Heureusement que nous pouvons encore parler de notre équilibre budgétaire ! A l’équilibre budgétaire ! Est-ce un rêve ou un mirage ? L’équilibre budgétaire se profilera-t-il bientôt à l’horizon ?…. (Petite parenthèse : qu’est-ce que l’horizon ? Selon le dictionnaire,  c’est une ligne virtuelle qui s’éloigne à mesure que l’on s’approche, ce qui correspond assez bien à l’équilibre budgétaire…). En attendant, nous avions près de 100 millions de déficit et la République était sous le choc. Les députés échangeaient des dizaines de courriels, y allant chacun de sa recette : trois cuillères d’économies structurelles, une louche de frein à l’endettement et un nappage rose à la maîtrise des finances…

Et le miracle s’est produit. Pour la première fois depuis 16 ans, nos comptes sont positifs. L’année 2006 a permis de rembourser 237 millions de notre dette et de dégager un solde positif de quelques millions. Et tout cela en desserrant les mesures anti-sociales qui avaient été décidées en 2005.

 

Nos outils de maîtrise des finances auront au moins un avantage, c’est le retour au consensus à la neuchâteloise. En effet, les décisions concernant les dépenses importantes doivent désormais se prendre à la majorité qualifiée. Comme les groupes politiques sont à égalité, impossible d’obtenir une telle majorité sans convaincre ses adversaires politiques, c’est-à-dire sans négocier et s’entendre. Enfin quelque chose de positif ! Ou bien nous nous entendrons, ou bien nous ne dépenserons plus rien… A votre avis, qu’est-ce qui est le plus difficile pour une personnalité politique ?

 

 

Le 1er mars est une tradition, mais cette tradition ne serait rien sans ceux et celles qui la font vivre année après année. Merci à vous tous et toutes, responsables ou simples bénévoles qui savez si bien faire la fête, qui savez vous rappeler vos origines et qui aimez toujours votre vieux canton. Merci de votre invitation et merci de votre accueil.

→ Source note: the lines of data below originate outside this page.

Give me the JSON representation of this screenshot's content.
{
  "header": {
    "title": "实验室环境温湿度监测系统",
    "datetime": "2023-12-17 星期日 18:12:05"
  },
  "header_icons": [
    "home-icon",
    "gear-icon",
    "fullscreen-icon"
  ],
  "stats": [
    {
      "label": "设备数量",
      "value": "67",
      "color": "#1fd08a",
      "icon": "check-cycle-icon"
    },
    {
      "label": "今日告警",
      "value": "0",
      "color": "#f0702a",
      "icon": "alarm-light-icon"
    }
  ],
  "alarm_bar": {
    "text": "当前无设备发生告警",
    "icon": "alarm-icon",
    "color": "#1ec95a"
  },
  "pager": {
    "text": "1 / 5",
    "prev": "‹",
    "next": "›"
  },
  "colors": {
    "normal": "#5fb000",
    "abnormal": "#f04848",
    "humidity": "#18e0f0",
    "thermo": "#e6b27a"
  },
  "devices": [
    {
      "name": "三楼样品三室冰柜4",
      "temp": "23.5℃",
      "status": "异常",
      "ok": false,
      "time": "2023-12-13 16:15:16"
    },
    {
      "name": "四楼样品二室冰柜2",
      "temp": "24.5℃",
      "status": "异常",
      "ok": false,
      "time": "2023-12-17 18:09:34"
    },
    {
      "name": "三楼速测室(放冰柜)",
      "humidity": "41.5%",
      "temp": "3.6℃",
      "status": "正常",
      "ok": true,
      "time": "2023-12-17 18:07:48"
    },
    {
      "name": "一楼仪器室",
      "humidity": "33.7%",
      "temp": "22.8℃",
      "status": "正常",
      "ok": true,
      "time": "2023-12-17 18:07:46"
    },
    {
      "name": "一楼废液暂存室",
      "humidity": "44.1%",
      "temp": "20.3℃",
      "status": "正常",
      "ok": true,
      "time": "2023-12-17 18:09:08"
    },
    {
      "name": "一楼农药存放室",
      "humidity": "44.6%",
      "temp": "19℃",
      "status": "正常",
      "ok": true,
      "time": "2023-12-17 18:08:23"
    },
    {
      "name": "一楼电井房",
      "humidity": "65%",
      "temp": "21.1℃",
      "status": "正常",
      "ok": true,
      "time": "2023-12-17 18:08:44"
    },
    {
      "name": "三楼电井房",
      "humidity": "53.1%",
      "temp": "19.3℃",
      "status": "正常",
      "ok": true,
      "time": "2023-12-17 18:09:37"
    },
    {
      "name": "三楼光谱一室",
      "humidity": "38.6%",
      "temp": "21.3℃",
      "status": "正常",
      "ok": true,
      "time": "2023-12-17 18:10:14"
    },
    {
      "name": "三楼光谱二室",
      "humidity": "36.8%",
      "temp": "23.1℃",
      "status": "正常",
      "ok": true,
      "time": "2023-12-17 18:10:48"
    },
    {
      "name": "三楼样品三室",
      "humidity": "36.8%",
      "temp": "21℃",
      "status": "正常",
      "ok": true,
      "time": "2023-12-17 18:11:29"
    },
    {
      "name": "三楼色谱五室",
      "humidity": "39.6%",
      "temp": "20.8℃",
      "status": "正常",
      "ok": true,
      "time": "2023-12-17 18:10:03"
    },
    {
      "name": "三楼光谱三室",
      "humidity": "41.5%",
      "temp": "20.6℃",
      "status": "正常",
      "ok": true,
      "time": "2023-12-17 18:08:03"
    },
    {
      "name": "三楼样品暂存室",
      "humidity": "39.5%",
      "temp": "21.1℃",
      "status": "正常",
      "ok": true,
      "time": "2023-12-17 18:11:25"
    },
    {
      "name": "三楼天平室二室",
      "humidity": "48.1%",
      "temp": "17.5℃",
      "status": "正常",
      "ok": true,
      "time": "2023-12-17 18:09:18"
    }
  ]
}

Ce 1er mars, c’est pour les Neuchâtelois, un temps d’arrêt, un temps de fête, un temps où l’on se rencontre, où l’on se rappelle. Prendre le temps de dialoguer avec l’autre, de l’écouter, de nous pencher sur notre histoire, se rappeler ce que nos ancêtres ont fait pour nous et réfléchir à ce que nous pouvons faire pour nos descendants.  A l’heure où il est de plus en plus question de polarisation, de duel, de confrontation, à l’heure où l’émotion se vend mieux que la réflexion, le véritable dialogue, celui qui cherche à établir un consensus, ce dialogue là est appelé à devenir vertu.

 

Qui sommes-nous, nous Neuchâtelois, anciens Neuchâtelois de l’extérieur ou Neuchâtelois depuis peu ? A travers une vaste réflexion sur la « Neuchâtelitude », si vous me permettez ce néologisme digne de M. Couchepin, à travers les nombreuses manifestations liées au projet Neuchâtoi, nous nous sommes interrogés durant l’année 2006 sur notre identité neuchâteloise. Le canton de Neuchâtel est constitué aujourd’hui de 25% d’étrangers, de 45 % de Confédérés et de 30% de Neuchâtelois. Nous nous interrogerons encore une fois, le 17 juin prochain, où la population sera appelée à voter au sujet de l’éligibilité des étrangers aux plans communal et cantonal.

Je suis persuadée que l’esprit de la fête, que vous continuez à cultiver, vous Neuchâtelois de l’extérieur, à travers ce 1er mars, a un grand rôle à jouer. Celui de nous rapprocher, en nous ouvrant aux autres. Merci d’y contribuer.

 

Nos ancêtres nous ont fait un cadeau merveilleux. C’est l’occasion, en ce 1er mars, de nous rappeler de la valeur de nos institutions démocratiques et de remercier en pensée ceux qui, par leur action, nous permettent aujourd’hui, de vivre dans une république de liberté et de solidarité. Nous devons aussi nous rappeler que rien n’est jamais acquis et que le combat pour la liberté et la démocratie doit recommencer chaque jour. Nous devons rester attentifs, refuser le fanatisme, utiliser nos institutions, car elles ne s’usent que si on ne s’en sert pas ! Et nous rappeler aussi que nous avons une chance que bien d’autres peuples n’ont pas. C’est un trésor. Gardons-le précieusement !

 

Mais pour l’instant, je veux me souvenir de Louis Pasteur, qui disait « qu’il y a plus de philosophie dans une bouteille de vin que dans tous les livres », alors passons aux actes. Je lève mon verre à nos ancêtres qui sont descendus à Neuchâtel malgré la neige, à vous tous qui perpétuez cette tradition, à l’avenir de notre canton, que je veux plein de succès.